Polymyalgia, (from Poly meaning many, and myalgia meaning muscle pain) is also known as PMR or Polymyalgia Rheumatica and is a fairly uncommon condition – although not classed as rare - which causes stiffness, discomfort and pain in and around the larger shoulder, neck, upper arm, buttock and hip muscles. This pain and discomfort is oftentimes much worse in the mornings. There may also be some inflammation and swelling in other soft tissues of the body – inflammation of tendons for example of slight swelling in hands, feet and some joints. Other, more general, symptoms may include depression, loss of appetite and weight loss, tiredness, fever and night sweats. The general nature of these symptoms and sometimes slow development may make it easier to pass them off as the general aches and pains associated with the aging process.
The onset of PMR may be very sudden and the cause remains unknown although it does respond well to treatment. It does seem that both environmental and genetic factors may contribute to an individual’s development of the disease.
Polymyalgia appears to be an age related condition occurring more frequently in those over the age of 50. It is also more common in women than men - affecting two to three times more women than men.

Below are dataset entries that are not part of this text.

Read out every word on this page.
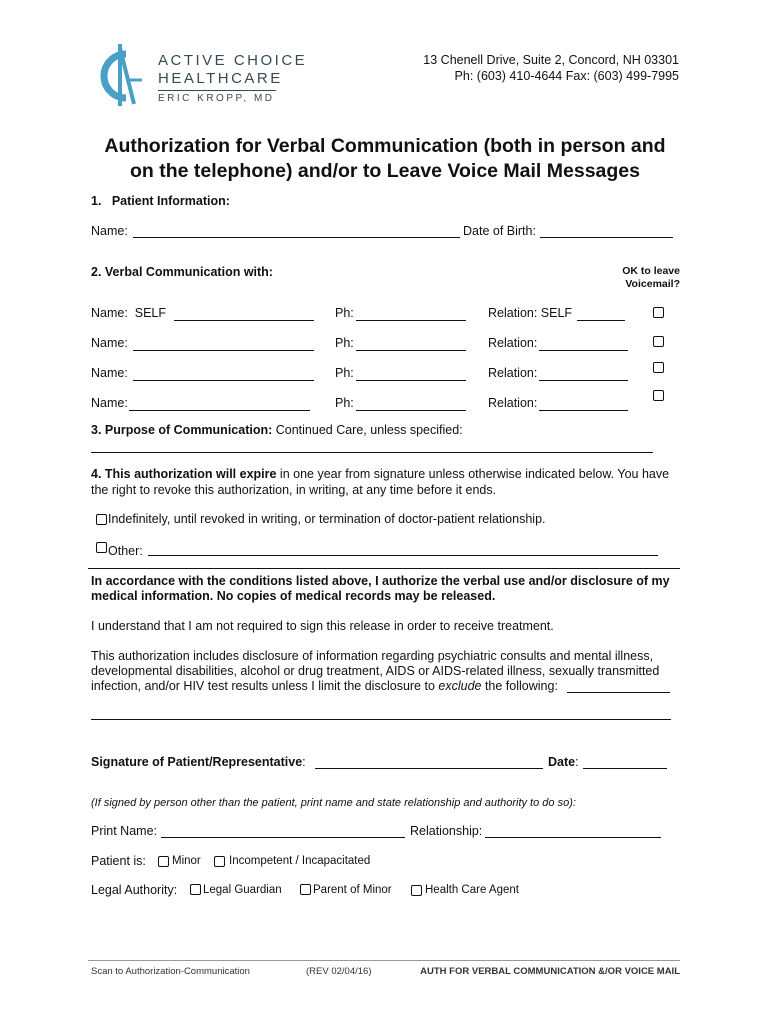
ACTIVE CHOICE
HEALTHCARE
ERIC KROPP, MD
13 Chenell Drive, Suite 2, Concord, NH 03301
Ph: (603) 410-4644 Fax: (603) 499-7995
Authorization for Verbal Communication (both in person and
on the telephone) and/or to Leave Voice Mail Messages
1.   Patient Information:
Name:	Date of Birth:
2. Verbal Communication with:	OK to leave
Voicemail?
Name:  SELF	Ph:	Relation: SELF
Name:	Ph:	Relation:
Name:	Ph:	Relation:
Name:	Ph:	Relation:
3. Purpose of Communication: Continued Care, unless specified:
4. This authorization will expire in one year from signature unless otherwise indicated below. You have
the right to revoke this authorization, in writing, at any time before it ends.
Indefinitely, until revoked in writing, or termination of doctor-patient relationship.
Other:
In accordance with the conditions listed above, I authorize the verbal use and/or disclosure of my
medical information. No copies of medical records may be released.
I understand that I am not required to sign this release in order to receive treatment.
This authorization includes disclosure of information regarding psychiatric consults and mental illness,
developmental disabilities, alcohol or drug treatment, AIDS or AIDS-related illness, sexually transmitted
infection, and/or HIV test results unless I limit the disclosure to exclude the following:
Signature of Patient/Representative:	Date:
(If signed by person other than the patient, print name and state relationship and authority to do so):
Print Name:	Relationship:
Patient is: Minor Incompetent / Incapacitated
Legal Authority: Legal Guardian	Parent of Minor	Health Care Agent
Scan to Authorization-Communication	(REV 02/04/16)	AUTH FOR VERBAL COMMUNICATION &/OR VOICE MAIL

PMR also appears to affect different ethnic groups – it is more common amongst those of Scandinavian descent than from those people from the Black community for example.
In very rare cases sufferers may experience headaches and even some sight loss – due to the involvement of arteries supplying the head and neck. It is therefore imperative to seek medical advice and treatment from your General Practitioner.

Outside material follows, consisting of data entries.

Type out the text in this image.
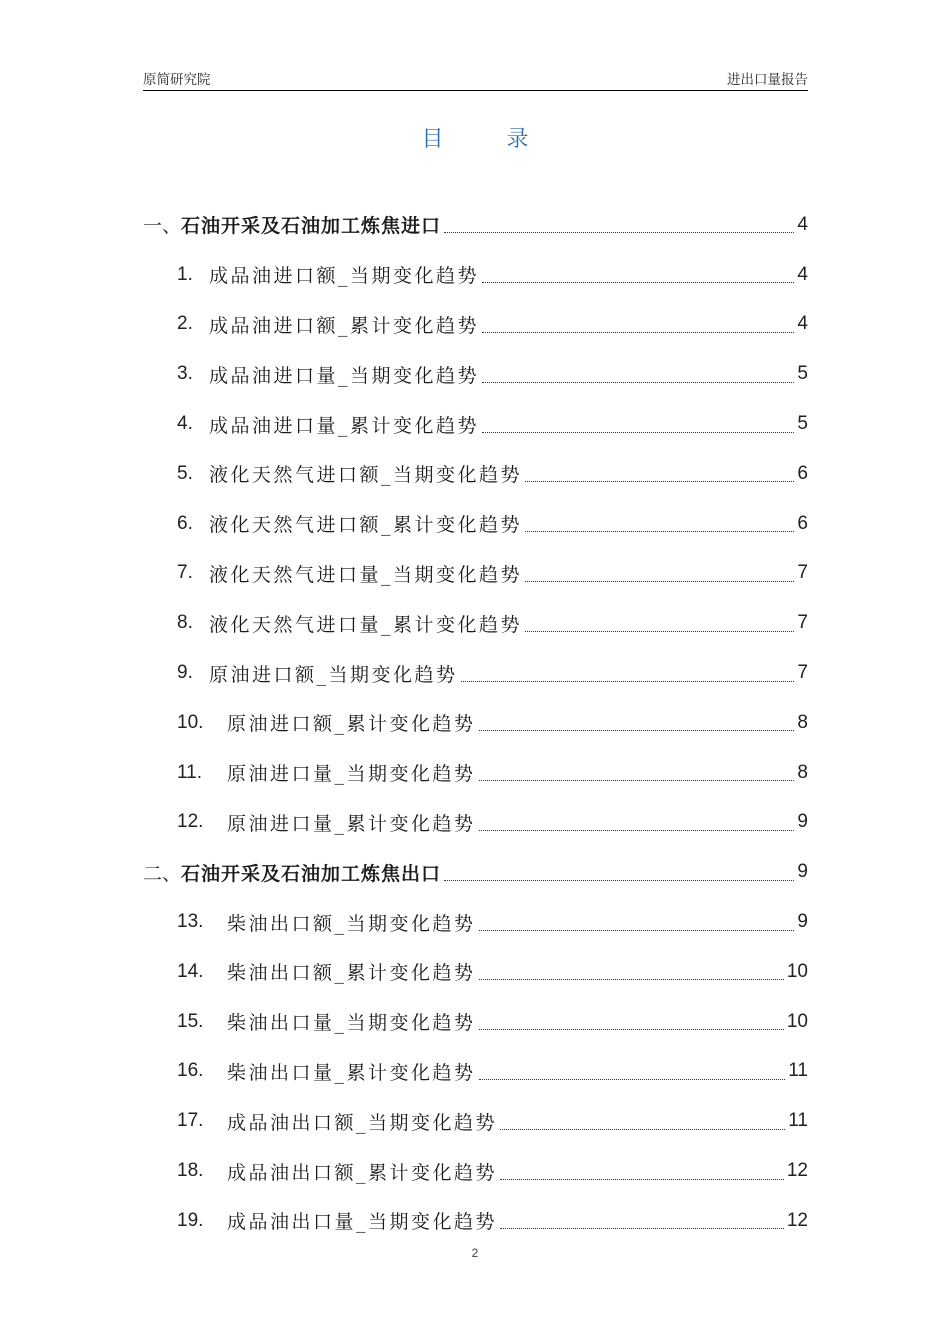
原简研究院	进出口量报告
目 录
一、 石油开采及石油加工炼焦进口	4
1. 成品油进口额_当期变化趋势	4
2. 成品油进口额_累计变化趋势	4
3. 成品油进口量_当期变化趋势	5
4. 成品油进口量_累计变化趋势	5
5. 液化天然气进口额_当期变化趋势	6
6. 液化天然气进口额_累计变化趋势	6
7. 液化天然气进口量_当期变化趋势	7
8. 液化天然气进口量_累计变化趋势	7
9. 原油进口额_当期变化趋势	7
10.	原油进口额_累计变化趋势	8
11.	原油进口量_当期变化趋势	8
12.	原油进口量_累计变化趋势	9
二、 石油开采及石油加工炼焦出口	9
13.	柴油出口额_当期变化趋势	9
14.	柴油出口额_累计变化趋势	10
15.	柴油出口量_当期变化趋势	10
16.	柴油出口量_累计变化趋势	11
17.	成品油出口额_当期变化趋势	11
18.	成品油出口额_累计变化趋势	12
19.	成品油出口量_当期变化趋势	12
2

Because the symptoms of Polymyalgia are very similar to other conditions a blood test may be done to help the Medical Practitioner make a correct diagnosis. Whilst no blood test is 100% reliable for the condition it is usually possible to detect levels of inflammation within the body and if the typical symptoms are present then the diagnosis of Polymyalgia may be confirmed.

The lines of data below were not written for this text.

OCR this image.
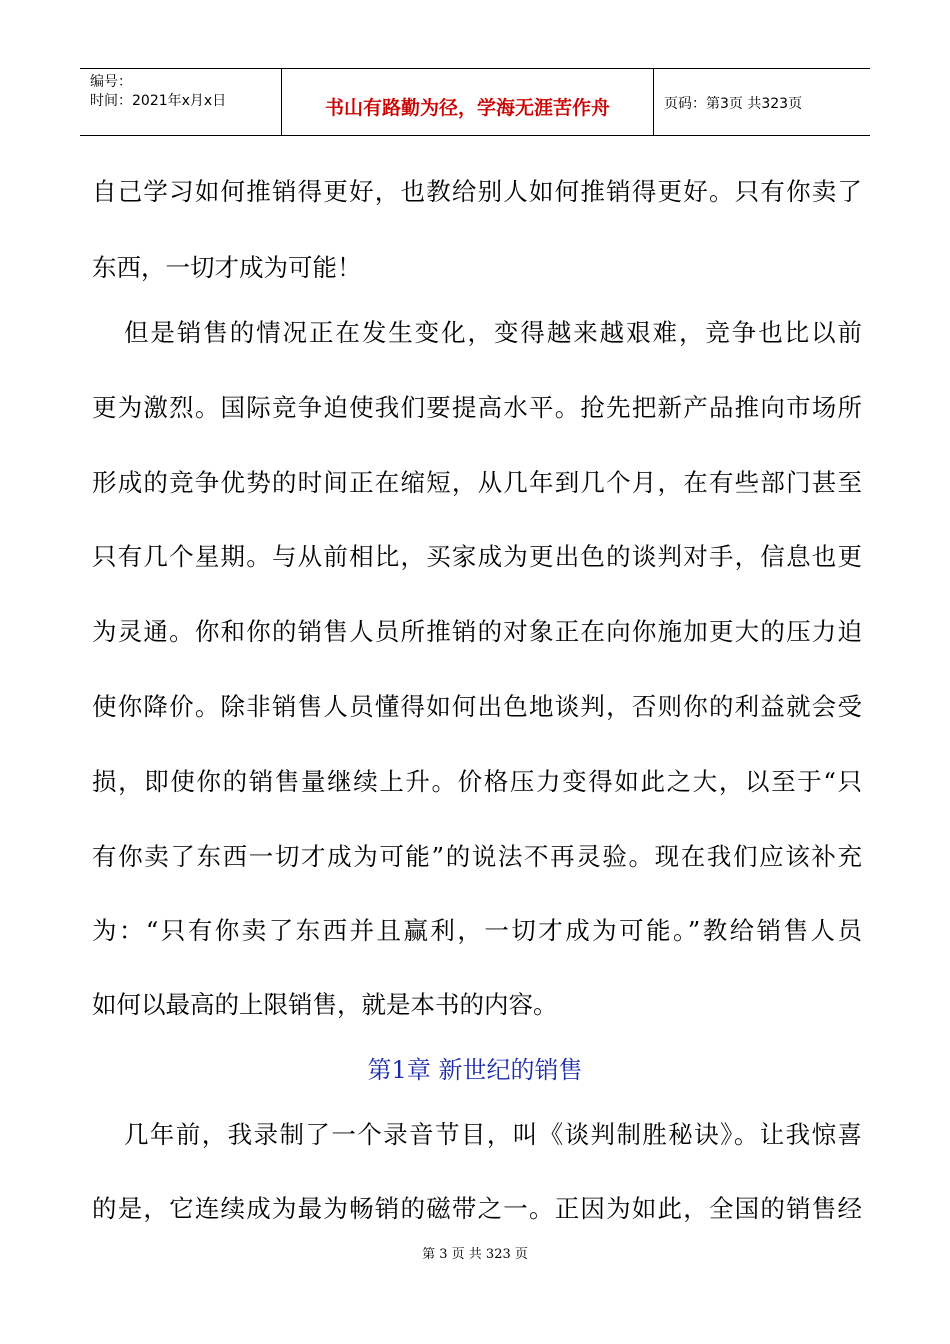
编号：
时间：2021年x月x日	书山有路勤为径，学海无涯苦作舟	页码：第3页 共323页
自己学习如何推销得更好，也教给别人如何推销得更好。只有你卖了
东西，一切才成为可能！
但是销售的情况正在发生变化，变得越来越艰难，竞争也比以前
更为激烈。国际竞争迫使我们要提高水平。抢先把新产品推向市场所
形成的竞争优势的时间正在缩短，从几年到几个月，在有些部门甚至
只有几个星期。与从前相比，买家成为更出色的谈判对手，信息也更
为灵通。你和你的销售人员所推销的对象正在向你施加更大的压力迫
使你降价。除非销售人员懂得如何出色地谈判，否则你的利益就会受
损，即使你的销售量继续上升。价格压力变得如此之大，以至于“只
有你卖了东西一切才成为可能”的说法不再灵验。现在我们应该补充
为：“只有你卖了东西并且赢利，一切才成为可能。”教给销售人员
如何以最高的上限销售，就是本书的内容。
第1章 新世纪的销售
几年前，我录制了一个录音节目，叫《谈判制胜秘诀》。让我惊喜
的是，它连续成为最为畅销的磁带之一。正因为如此，全国的销售经
第 3 页 共 323 页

Symptoms of PMR are sometimes similar to other conditions such as frozen shoulder, arthritis, or other muscle diseases. So, a blood test is usually done to help make the correct diagnosis. An ultrasound scan, whilst not a routine test for Polymyalgia may be helpful in distinguishing it from other conditions.
Other symptoms which may appear in those suffering with Polymyalgia may be indicative of a more serious condition known as Giant Cell Arteritis – this condition is much more urgent and if any of the symptoms appear immediate medical attention should be sought. The symptoms of Giant Cell Arteritis may appear before, after or along side the symptoms of Polymyalgia – these symptoms may include persistent headaches with a sore scalp, pain on chewing and deterioration in vision – loss of sight or development of double vision – those with Polymyalgia should familiarise themselves with the possible symptoms of Giant Cell Arteritis so that the necessary urgent medical attention can be found. Ultimately Giant Cell Arteritis can cause permanent blindness which is why there is urgency in the need for medical treatment.
For sufferers of PMR the outlook is generally very good, a course of oral steroid tablets will usually lead to a rapid improvement in symptoms – most patients will need to take a long term, low dose course of this medication, for twelve to twenty four months which should then prevent symptoms returning.